しかし、けして「転職が容易な職種」ではありません。前回ご紹介したように、経験してきた企業の情報(規模・業界・上場/未上場など)を経歴書に明記するなど、対策には手を抜かないようにご注意ください。
経理・財務職での求人では、応募条件として「日商簿記○級」という記載が多く見られます。「必須」とする場合と「尚可」とされる場合がありますが、実際の選考水準を考えると、20代後半以上の方ではほぼ必須と考えてよいでしょう。しかし、他の簿記検定であっても、条件に指定されている日商検定と同レベルと判断される場合、応募は可能です。

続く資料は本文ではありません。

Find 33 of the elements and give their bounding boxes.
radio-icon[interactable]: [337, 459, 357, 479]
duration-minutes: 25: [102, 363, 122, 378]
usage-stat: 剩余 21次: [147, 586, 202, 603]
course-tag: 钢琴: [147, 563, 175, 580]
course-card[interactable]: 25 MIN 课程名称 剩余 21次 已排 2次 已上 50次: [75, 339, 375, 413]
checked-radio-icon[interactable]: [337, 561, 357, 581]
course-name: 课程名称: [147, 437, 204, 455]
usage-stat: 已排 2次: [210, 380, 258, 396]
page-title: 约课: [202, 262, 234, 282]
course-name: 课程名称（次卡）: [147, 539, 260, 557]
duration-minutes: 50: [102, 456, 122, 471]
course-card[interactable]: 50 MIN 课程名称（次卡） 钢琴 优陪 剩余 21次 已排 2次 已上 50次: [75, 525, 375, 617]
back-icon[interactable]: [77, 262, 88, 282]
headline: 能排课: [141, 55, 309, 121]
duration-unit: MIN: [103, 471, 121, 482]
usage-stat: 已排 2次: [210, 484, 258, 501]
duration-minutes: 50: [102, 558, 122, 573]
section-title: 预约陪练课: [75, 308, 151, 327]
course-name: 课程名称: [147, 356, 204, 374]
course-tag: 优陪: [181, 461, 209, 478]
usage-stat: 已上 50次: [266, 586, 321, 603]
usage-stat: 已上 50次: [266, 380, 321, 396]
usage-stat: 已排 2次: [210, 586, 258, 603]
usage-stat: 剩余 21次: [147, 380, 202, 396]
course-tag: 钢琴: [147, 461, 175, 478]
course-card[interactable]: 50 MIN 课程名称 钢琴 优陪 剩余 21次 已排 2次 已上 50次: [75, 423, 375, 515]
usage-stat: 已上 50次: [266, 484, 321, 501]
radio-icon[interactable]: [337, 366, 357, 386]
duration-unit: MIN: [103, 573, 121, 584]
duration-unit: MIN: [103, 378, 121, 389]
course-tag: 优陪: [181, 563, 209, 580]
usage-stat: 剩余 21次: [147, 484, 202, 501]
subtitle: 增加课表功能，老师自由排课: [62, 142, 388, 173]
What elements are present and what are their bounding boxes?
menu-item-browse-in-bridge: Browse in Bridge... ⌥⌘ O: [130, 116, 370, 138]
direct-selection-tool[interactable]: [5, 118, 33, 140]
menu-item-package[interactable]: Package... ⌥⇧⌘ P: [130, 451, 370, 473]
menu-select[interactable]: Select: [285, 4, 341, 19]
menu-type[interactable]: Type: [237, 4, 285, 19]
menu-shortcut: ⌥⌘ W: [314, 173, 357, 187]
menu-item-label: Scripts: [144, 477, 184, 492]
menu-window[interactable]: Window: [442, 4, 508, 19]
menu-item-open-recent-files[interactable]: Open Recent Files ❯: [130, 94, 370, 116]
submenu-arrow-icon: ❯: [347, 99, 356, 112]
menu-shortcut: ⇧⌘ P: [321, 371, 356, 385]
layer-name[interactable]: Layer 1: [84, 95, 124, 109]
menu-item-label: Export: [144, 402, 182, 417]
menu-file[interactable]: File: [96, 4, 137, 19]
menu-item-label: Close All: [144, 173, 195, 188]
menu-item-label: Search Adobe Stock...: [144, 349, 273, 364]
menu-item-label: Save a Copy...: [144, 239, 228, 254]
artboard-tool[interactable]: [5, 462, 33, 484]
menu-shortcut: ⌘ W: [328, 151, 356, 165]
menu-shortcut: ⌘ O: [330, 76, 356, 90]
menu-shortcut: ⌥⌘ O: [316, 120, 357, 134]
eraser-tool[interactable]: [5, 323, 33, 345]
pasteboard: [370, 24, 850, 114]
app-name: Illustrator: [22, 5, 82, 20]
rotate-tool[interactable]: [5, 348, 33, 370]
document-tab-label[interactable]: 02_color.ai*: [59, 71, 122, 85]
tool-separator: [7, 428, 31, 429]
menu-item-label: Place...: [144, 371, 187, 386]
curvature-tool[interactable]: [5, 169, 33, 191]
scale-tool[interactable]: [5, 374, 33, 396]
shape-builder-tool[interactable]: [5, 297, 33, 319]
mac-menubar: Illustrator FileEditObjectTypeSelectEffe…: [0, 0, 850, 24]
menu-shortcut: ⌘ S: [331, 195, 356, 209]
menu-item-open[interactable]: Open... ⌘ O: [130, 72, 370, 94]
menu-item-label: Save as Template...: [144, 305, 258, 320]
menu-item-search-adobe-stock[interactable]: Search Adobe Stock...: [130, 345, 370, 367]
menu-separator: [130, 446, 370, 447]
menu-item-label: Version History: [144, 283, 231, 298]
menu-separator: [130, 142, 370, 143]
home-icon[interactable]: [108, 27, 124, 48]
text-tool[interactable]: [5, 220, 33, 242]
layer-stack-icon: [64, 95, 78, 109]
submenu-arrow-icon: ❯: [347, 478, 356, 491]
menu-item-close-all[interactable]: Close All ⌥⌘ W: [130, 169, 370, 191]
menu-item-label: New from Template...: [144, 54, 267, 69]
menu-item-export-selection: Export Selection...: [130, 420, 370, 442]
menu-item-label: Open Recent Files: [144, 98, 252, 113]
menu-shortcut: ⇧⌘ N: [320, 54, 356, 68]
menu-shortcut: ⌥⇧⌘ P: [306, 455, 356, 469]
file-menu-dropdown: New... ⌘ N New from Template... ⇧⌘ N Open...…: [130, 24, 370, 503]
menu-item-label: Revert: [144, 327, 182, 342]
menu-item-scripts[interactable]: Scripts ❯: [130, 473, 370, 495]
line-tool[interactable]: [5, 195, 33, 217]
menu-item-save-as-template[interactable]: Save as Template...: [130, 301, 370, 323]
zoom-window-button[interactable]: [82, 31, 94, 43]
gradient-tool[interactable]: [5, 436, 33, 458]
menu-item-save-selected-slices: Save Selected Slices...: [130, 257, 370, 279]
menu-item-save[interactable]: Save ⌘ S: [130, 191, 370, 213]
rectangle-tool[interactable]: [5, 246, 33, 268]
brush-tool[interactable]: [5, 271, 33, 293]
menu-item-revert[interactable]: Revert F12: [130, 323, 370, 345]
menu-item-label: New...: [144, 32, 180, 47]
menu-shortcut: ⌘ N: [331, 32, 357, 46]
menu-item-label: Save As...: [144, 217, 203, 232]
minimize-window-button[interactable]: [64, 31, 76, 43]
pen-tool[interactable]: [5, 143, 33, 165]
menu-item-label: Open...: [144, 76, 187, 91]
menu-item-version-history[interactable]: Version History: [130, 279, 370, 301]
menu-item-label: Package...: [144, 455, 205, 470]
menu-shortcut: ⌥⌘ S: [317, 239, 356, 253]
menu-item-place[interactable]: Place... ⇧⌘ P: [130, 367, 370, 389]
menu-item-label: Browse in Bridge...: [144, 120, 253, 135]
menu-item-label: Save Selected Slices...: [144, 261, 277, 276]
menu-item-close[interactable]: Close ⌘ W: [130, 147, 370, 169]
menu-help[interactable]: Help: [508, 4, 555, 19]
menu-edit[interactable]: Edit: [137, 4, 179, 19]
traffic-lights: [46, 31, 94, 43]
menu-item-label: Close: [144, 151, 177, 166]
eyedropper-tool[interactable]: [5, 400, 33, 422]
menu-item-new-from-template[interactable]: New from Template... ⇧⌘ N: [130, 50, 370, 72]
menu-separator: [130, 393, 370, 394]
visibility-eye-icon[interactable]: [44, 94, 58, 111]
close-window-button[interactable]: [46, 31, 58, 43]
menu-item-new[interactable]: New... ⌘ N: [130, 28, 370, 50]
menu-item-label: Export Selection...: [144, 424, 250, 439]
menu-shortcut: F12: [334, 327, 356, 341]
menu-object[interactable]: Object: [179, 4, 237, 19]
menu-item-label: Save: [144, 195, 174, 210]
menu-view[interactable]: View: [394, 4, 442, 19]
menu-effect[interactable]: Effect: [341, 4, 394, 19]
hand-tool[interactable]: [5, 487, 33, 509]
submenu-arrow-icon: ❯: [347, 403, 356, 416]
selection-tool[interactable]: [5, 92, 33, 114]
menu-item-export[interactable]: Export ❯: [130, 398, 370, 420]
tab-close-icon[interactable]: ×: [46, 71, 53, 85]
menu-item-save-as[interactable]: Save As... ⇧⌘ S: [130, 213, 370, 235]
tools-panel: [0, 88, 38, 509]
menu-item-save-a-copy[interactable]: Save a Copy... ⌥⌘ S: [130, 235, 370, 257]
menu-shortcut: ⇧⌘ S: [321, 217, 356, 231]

国内の代表的な簿記検定として「日商簿記検定試験 (日本商工会議所)」の他に「全経簿記能力検定試験 (全国経理学校協会)」「全商簿記実務検定試験 (全国商業高等学校協会)」が挙げられます。一般的に、日商、全経、全商の順で高レベルとされています。
その試験内容は、概ね以下の通りです。
【簿記検定試験内容】
<1>日商簿記1級 (商業簿記/工業簿記/原価計算/会計学)
<2>日商簿記2級 (商業簿記/工業簿記)
<3>日商簿記3級 (商業簿記)
<4>全経簿記上級 (商業簿記/工業簿記/原価計算/会計学)
<5>全経簿記1級 (会計(商業簿記を含む)/工業簿記)
<6>全経簿記2級 (商業簿記)
※日商簿記1級、全経簿記上級取得者は、学位に関係なく
税理士試験、公認会計士試験への受験資格が与えられます。
こうした各検定の試験内容やレベル感を考慮すると、「日商簿記1級」を条件とする求人に対し「全経簿記上級」の資格保有者なら応募可能と言えます。
日商簿記1級 = 全経簿記上級
日商簿記2級 = 全経簿記1級
日商簿記3級 = 全経簿記2級
これまで必須条件となる「日商資格」を保有していないために応募を諦めていた方は、もう一度ご自身の資格・経験を見直し、ぜひ新たな可能性を見つけてください。